妊孕性温存の患者さんのデータなどを見ていると、
ふと気になることがあります。
ずばり
がんになることで卵巣予備能や卵巣反応への影響はないのか?
ということです。
今回はそうした研究を紹介したいと思います。
女性はがんに罹患することで卵巣の反応に影響があるのか?
以下の論文を紹介します。
The impact of malignancy on response to ovarian stimulation for fertility preservation: a meta-analysis
Volkan Turan et al.,
Fertility and Sterility December 2018Volume 110, Issue 7, Pages 1347–1355
この研究では、合計で10の研究を対象として、メタ解析が行われ、
がん群(722サイクル)および健全な女性(1,835サイクル)が含まれました。
これまでの研究のいくつかでは、がん患者は一般女性と比べて、卵巣刺激に対しての反応が良くないというような見方をされてきましたが、
当然、各研究では対象となる患者数が少ないため、一つの研究では結論付けることはできませんでした。

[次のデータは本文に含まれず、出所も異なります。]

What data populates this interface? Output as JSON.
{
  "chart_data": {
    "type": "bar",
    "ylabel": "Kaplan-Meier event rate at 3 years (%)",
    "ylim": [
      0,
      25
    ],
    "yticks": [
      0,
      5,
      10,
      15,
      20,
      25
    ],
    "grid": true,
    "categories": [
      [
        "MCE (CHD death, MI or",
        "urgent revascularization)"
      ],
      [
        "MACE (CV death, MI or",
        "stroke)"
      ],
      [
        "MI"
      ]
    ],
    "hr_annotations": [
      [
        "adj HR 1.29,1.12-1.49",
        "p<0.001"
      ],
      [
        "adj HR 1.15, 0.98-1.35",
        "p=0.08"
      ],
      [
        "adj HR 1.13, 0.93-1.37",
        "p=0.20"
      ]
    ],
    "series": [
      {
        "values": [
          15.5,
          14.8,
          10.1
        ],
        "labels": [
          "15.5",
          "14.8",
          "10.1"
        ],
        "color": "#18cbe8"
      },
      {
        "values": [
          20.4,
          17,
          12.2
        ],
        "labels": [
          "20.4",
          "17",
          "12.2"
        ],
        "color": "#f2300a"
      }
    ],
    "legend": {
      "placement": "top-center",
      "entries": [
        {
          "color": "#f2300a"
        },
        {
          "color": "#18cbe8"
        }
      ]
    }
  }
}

その後に出てきた研究では、がん患者であっても、同年代の女性と比べて、がん治療前であれば卵巣刺激による反応は変わらないというものも出てきました。
そうした中で、今回のメタ解析が行われました。
一つの研究ではなく、異なる多くの研究のデータを統合、統計処理をかけることで、
よりエビデンスレベルの高いデータを得ることができるのがメタ解析の特徴です。
この解析では、
採卵を行って得られた採卵数
妊娠率、流産率
などの比較を行いました。
総合的な結論としては、がんに罹患していることで、卵巣反応が悪くなるという事実はないことを結論としています。
一部、乳がんに関しては、エストロゲンレセプターが陽性である場合に卵巣刺激法が異なることから、
卵巣刺激法が異なることもあり、得られる卵子の数に有意差があるとしています。
また、その後の妊娠率や児の先天異常などについては、
今後さらなる研究が求められるとしています。
当院だけの症例数ではもちろん何かを結論付けることはできませんが、
妊孕性温存の対象となった方でも、化学療法前であれば、年齢に応じた卵子が得られる印象はあります。
血液腫瘍などで、化学療法を実施している場合はその分AMHが低くなり、得られる卵子の数は低下することもあります。
こうした最新情報は常にUPDATEしたいと思います。